Spot wallabies, echidnas, dingoes, goannas, and hundreds of bird species at this terrific wetlands conservation park crisscrossed by walking and biking trails, and dotted with bird blinds and a wildlife-viewing tower. You can take the easy, hour-long Forest Walk to see kingfishers and honey-eaters, the Pallarenda to Tegoora Rock circuit for wetlands overviews, or several other walking and biking trails (with estimated walk times ranging from 30 minutes to five hours). The 5-km (3-mile), two-plus-hour-long trail from Bald Rock to Mount Marlowl is worth the uphill trek for the glorious regional panorama at the summit.

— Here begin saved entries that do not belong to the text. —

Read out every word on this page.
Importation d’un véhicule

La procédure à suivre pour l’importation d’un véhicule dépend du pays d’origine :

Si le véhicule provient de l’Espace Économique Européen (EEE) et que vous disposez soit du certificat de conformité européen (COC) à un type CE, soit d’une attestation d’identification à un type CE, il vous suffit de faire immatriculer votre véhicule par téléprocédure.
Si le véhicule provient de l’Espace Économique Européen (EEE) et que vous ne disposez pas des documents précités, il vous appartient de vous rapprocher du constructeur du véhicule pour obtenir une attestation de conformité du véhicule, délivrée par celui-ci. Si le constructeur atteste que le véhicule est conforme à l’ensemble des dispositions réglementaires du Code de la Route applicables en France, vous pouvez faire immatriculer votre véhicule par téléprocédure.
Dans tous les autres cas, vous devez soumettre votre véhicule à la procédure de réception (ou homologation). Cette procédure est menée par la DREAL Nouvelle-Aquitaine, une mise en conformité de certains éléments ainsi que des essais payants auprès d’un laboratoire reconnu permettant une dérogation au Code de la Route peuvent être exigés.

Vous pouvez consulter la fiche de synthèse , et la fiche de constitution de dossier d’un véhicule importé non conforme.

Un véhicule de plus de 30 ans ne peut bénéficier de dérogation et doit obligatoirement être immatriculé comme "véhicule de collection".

Most trails start from Bald Rock parking lot, 7 km (4½ miles) from the park entrance on unpaved roads.

Undara Experience

This extraordinary complex on the edge of Undara Volcanic National Park, 275 km (171 miles) or a four-hour scenic drive or rail trip from Cairns, supplies the complete Outback experience: bush breakfasts, campfire activities, lava-tube tours, and guided evening wildlife walks, plus a range of distinctive accommodation. Vintage railway cars have been converted into comfortable (if compact), fan-cooled motel rooms with their own en suites. You can also stay in a modern, air-conditioned "Pioneer Hut" with private veranda, fridge, and bathroom (A$195 per night in high season), in a safari tent; or at a powered or unpowered site with shared amenities. One-night "budget" self-drive packages that incorporate tours, campfire activities, and swag-tent accommodation cost A$217 per person in high season, with meals; or from A$321 per person with swankier accommodation. Two-night packages including meals, rail-carriage or Pioneer Hut accommodation, and tours range cost A$497 per person in high season. Other packages include transfers to and from Cairns via coach or on heritage train The Savannahlander. Drink and dine on-site at Fettler's Iron Pot Bistro; breakfast at the Ringers' Camp.

Wallaman Falls

Surrounding the highest sheer-drop waterfall in Australia is glorious Girringun National Park, in which ancient rain forests accessible via scenic walking trails shelter rare plants and animals that include the endangered southern cassowary, platypus, and musky rat-kangaroo. You might also spot eastern water dragons, saw-shelled turtles, and crocodiles here. The park is the start of the Wet Tropics Great Walk, suitable for experienced hikers. For day-trippers, there are two spectacular lookouts and some scenic short walks, such as the 45-minute Banggurru circuit along Stony Creek's bank, or the steeper, two-hour walk to the base of the falls.